Prediabetes is the metabolic middle ground where blood sugar is elevated but not yet high enough for a diabetes diagnosis. The American Diabetes Association defines it as a fasting blood sugar between 100 and 125 mg/dL, or an A1C between 5.7% and 6.4%. Full diabetes is diagnosed at a fasting blood sugar of 126 mg/dL or higher, or an A1C of 6.5% or above.

Not everyone with prediabetes progresses to diabetes. In studies of younger populations with impaired glucose tolerance, 65 to 75% reverted to normal blood sugar levels over the following three to five years without medication. About 2 to 8% progressed to Type 2 over two to three years, while the rest stayed in the prediabetes range. Physical activity, weight loss, and dietary changes have a strong track record of shifting those odds in your favor.

Gestational Diabetes

Gestational diabetes develops during pregnancy, typically in the second or third trimester, and usually resolves after delivery. The placenta produces several hormones, including human placental growth hormone, human placental lactogen, progesterone, and cortisol, that naturally make the mother’s cells less responsive to insulin.

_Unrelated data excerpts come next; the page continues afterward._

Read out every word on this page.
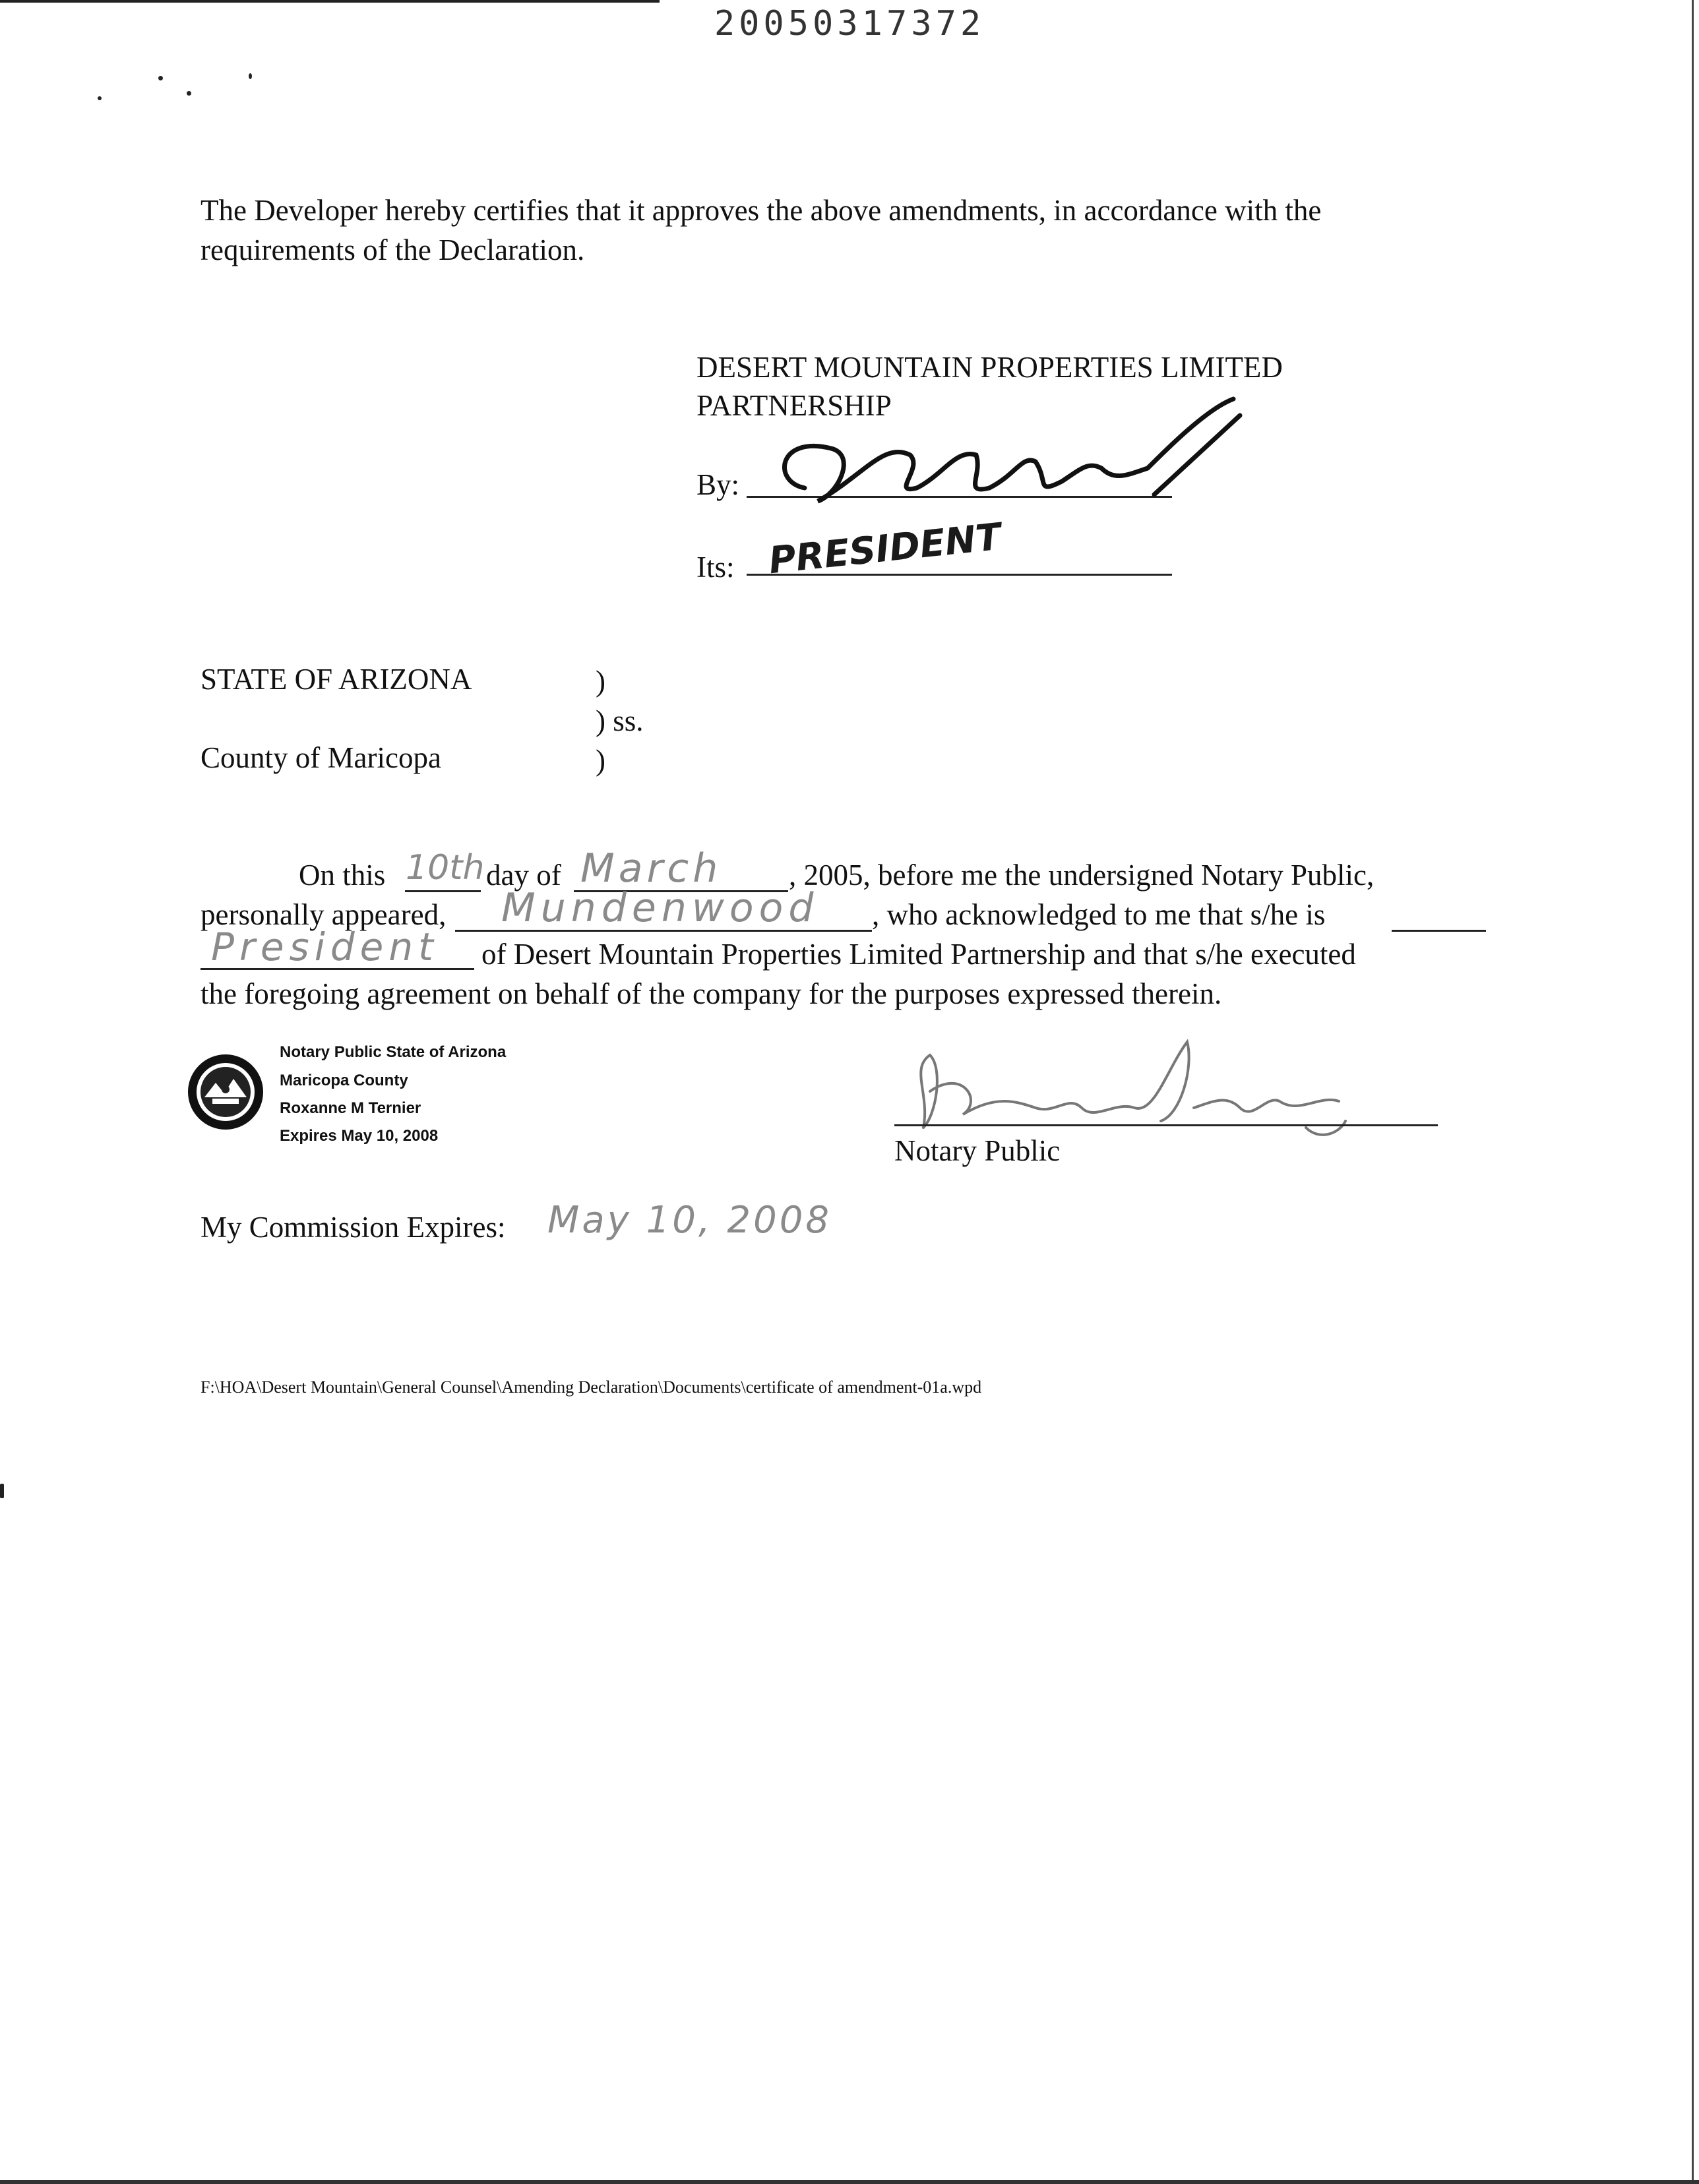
20050317372
The Developer hereby certifies that it approves the above amendments, in accordance with the
requirements of the Declaration.
DESERT MOUNTAIN PROPERTIES LIMITED
PARTNERSHIP
By:
Its: PRESIDENT
STATE OF ARIZONA	)
) ss.
County of Maricopa	)
On this 10th day of March , 2005, before me the undersigned Notary Public,
personally appeared, Mundenwood , who acknowledged to me that s/he is
President of Desert Mountain Properties Limited Partnership and that s/he executed
the foregoing agreement on behalf of the company for the purposes expressed therein.
Notary Public State of Arizona
Maricopa County
Roxanne M Ternier
Expires May 10, 2008	Notary Public
My Commission Expires: May 10, 2008
F:\HOA\Desert Mountain\General Counsel\Amending Declaration\Documents\certificate of amendment-01a.wpd
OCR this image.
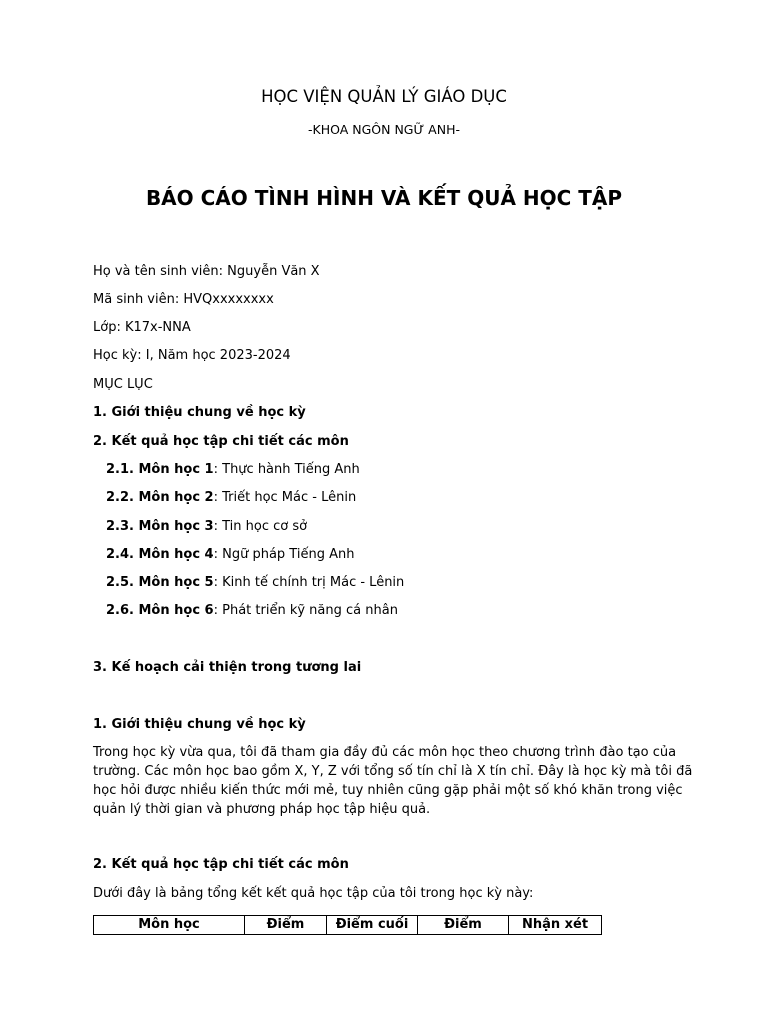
HỌC VIỆN QUẢN LÝ GIÁO DỤC
-KHOA NGÔN NGỮ ANH-
BÁO CÁO TÌNH HÌNH VÀ KẾT QUẢ HỌC TẬP
Họ và tên sinh viên: Nguyễn Văn X
Mã sinh viên: HVQxxxxxxxx
Lớp: K17x-NNA
Học kỳ: I, Năm học 2023-2024
MỤC LỤC
1. Giới thiệu chung về học kỳ
2. Kết quả học tập chi tiết các môn
2.1. Môn học 1: Thực hành Tiếng Anh
2.2. Môn học 2: Triết học Mác - Lênin
2.3. Môn học 3: Tin học cơ sở
2.4. Môn học 4: Ngữ pháp Tiếng Anh
2.5. Môn học 5: Kinh tế chính trị Mác - Lênin
2.6. Môn học 6: Phát triển kỹ năng cá nhân
3. Kế hoạch cải thiện trong tương lai
1. Giới thiệu chung về học kỳ
Trong học kỳ vừa qua, tôi đã tham gia đầy đủ các môn học theo chương trình đào tạo của trường. Các môn học bao gồm X, Y, Z với tổng số tín chỉ là X tín chỉ. Đây là học kỳ mà tôi đã học hỏi được nhiều kiến thức mới mẻ, tuy nhiên cũng gặp phải một số khó khăn trong việc quản lý thời gian và phương pháp học tập hiệu quả.
2. Kết quả học tập chi tiết các môn
Dưới đây là bảng tổng kết kết quả học tập của tôi trong học kỳ này:
Môn học	Điểm	Điểm cuối	Điểm	Nhận xét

This evolved as a way to ensure enough glucose reaches the growing fetus.

In most pregnancies, the pancreas ramps up insulin production to compensate. Gestational diabetes occurs when the pancreas can’t keep pace with the increasing demand. Interestingly, no single placental hormone has been identified as the definitive cause. One study found that cortisol was the only hormone whose changes during pregnancy correlated significantly with changes in insulin sensitivity, while another pointed to triglycerides and the appetite hormone leptin. The reality is likely a combination of hormonal, metabolic, and genetic factors working together.

Genetics and Who Is at Risk

Both Type 1 and Type 2 have genetic components, but the specific genes involved are entirely different. For Type 1, the HLA region remains the most important genetic risk factor, governing how the immune system identifies targets. For Type 2, the most influential single gene discovered is TCF7L2. People who carry two copies of the risk variant in this gene face nearly double the risk of developing Type 2 compared to those with no copies, affecting roughly 10% of the population.

But genetics alone rarely cause diabetes. For Type 2 in particular, the interplay between genetic susceptibility and lifestyle factors like excess weight, physical inactivity, and diet quality determines whether the disease actually develops. Prevalence is higher in men than women (11.6% vs. 10.7%) and in urban areas compared to rural ones (12.3% vs. 9.2%), reflecting how environment and behavior shape risk on a population level. Middle-income countries currently have the highest rates globally, likely driven by rapid urbanization and shifts toward processed diets without corresponding improvements in healthcare access.